Customers will not have to bear all of the costs however, as CUC and its shareholders will also take a hit.

‘CUC will be absorbing some of the costs,’ Mr. Thomson said. ‘We are prepared to share the pain.’

Mr. Thomson said CUC first wrote to the government in February indicating they needed to think outside the box in terms of ways of covering the box.

On Wednesday, CUC executives met with Leader of Government Business Kurt Tibbetts and Financial Secretary Ken Jefferson to present 2005 the un-audited financial results and once again indicated its willingness to come up with alternative methods of recovering Hurricane Ivan losses.

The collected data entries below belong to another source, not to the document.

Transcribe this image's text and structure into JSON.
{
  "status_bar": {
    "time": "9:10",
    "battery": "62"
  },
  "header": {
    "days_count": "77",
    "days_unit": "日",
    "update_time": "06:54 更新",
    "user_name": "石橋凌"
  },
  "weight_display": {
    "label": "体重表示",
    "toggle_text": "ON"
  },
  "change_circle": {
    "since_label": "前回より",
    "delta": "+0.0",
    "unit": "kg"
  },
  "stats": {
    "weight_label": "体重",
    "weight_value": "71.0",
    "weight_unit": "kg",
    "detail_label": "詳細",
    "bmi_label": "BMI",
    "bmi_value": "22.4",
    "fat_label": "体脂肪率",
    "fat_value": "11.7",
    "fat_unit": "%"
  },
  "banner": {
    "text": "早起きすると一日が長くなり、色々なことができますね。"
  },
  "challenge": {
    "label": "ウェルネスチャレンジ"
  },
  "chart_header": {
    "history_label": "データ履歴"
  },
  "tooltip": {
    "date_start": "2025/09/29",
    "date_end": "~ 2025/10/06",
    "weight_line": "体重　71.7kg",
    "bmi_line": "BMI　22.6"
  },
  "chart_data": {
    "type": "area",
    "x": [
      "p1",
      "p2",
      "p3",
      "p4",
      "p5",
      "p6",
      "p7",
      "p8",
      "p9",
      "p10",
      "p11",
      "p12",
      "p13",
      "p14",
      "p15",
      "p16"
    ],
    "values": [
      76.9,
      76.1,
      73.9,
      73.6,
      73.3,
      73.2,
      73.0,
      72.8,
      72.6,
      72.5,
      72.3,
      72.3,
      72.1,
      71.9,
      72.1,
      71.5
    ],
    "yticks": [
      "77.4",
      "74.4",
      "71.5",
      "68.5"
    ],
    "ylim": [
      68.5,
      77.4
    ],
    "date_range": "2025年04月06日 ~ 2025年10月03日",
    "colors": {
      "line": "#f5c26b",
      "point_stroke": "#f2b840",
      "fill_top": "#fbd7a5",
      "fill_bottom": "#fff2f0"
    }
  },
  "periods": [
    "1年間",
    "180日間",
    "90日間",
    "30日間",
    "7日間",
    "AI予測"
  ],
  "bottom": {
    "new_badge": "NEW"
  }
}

Mr. Thomson did not specify the suggestions CUC has made to the government, but alluded to ways the problem has been resolved in other jurisdictions.

In the Florida panhandle, the Gulf Power Company was given government permission to levy a two-year surcharge that amounted to $2.71 for an average 1,000-kilowatt-hour bill to collect $53.2 million of its Hurricane Ivan loss.

Gulf Power absorbed the $44.8 it laid out for various capital and operating costs relating to the hurricane.

In exchange for the deal, Gulf Power agreed not to raise electricity rates for two years.

Mr. Thompson said he anticipated that any deal reached with government would likely involve the recovery of costs to be spread out over two or three years.